次に、各被験者の個別変化スコアを示す図2並びに各被験者及び各コホートの治療前後の最大努力時VO2を示す図3によると、本件処方のコホート4では、5名のうち、2名の最大努力時VO2は正に変化し、3名の最大努力時VO2は負に変化しているところ、「正の変化が改善を示す」との記載(【0181】)によれば、5名のうち2名については、最大努力時VO2が改善し、3名については、最大努力時VO2が悪化したということになる。しかし、同じくフォンタン手術を受けた患者の中で、正の変化をした者2名と、負の変化をした者3名という正反対の結果がもたらされた理由については、本願明細書には何ら記載がない。
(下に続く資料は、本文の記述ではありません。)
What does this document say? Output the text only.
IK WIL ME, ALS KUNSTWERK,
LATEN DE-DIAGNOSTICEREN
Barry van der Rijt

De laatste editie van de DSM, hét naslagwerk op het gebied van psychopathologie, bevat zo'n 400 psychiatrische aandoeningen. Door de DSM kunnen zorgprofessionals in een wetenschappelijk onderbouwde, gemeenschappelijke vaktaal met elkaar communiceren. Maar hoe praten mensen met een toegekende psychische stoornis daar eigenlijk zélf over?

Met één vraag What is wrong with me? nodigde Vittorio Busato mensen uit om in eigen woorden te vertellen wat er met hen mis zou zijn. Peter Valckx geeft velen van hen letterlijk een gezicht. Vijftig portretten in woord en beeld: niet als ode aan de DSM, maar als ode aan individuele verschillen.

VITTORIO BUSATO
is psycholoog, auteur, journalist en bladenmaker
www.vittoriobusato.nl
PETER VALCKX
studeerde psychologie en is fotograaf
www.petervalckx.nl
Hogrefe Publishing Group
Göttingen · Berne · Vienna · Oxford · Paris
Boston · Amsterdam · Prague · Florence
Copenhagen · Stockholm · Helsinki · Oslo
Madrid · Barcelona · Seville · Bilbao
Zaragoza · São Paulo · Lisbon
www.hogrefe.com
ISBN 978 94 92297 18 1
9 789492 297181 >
・・・

以上のように、本件処方における変化スコアの平均値は小さい一方で、ばらつきを示す標準偏差が非常に大きな値であること、本件処方を受けた者、そのほかの用量・用法の処方を受けた者、ウデナフィルを投与されなかった者のそれぞれについて、最大努力時VO2が正に変化した場合と負に変化した場合があるが、その理由は明らかでないこと、本件処方においては、むしろ最大努力時VO2が悪化した者の方が多いこと、最大努力時VO2が正あるいは負に変化した例数や程度と、ウデナフィルの投与量や投与回数との間の技術的関係についても明らかでないこと、ウデナフィルが、フォンタン手術を受けた患者における最大努力時VO2により測定される運動耐容能を改善することの作用機序が明らかでなく、ウデナフィルが上記のような運動耐容能を改善するとの技術常識があるとも認められないことを踏まえると、コホート4において、5名中2名の最大努力時VO2が正に変化したという試験結果のみをもって、ウデナフィルの本件処方により、最大努力時VO2が改善したものであるとまで理解することはできない。・・・

そうすると、本願発明が実施可能要件を満たさないとした本件審決の判断に誤りはない。

【コメント】
先日報告した、令和2年(行ケ)第10077号「5-HT1A受容体サブタイプ作動薬」の事件では、明細書の記載や技術常識から、当業者が治療効果を理解できれば、投与を避けるべきなどの特段の事情のない限り、実施可能要件・サポート要件を満たす旨判示され、先願主義の下、特許出願を急ぐ出願人に配慮した判断が行われましたが、本件においては、そもそもの有効性が明細書の記載からも技術常識からも理解できないとして請求が棄却されました。

出願人は、5名のうち2名については有効性が認められたことを根拠に医薬用途発明としての「可能性」を認めてもらいたかった訳でしょうが、「用法用量」に特徴を有する医薬用途発明であったことも禍してか、厳しい判断につながったようです。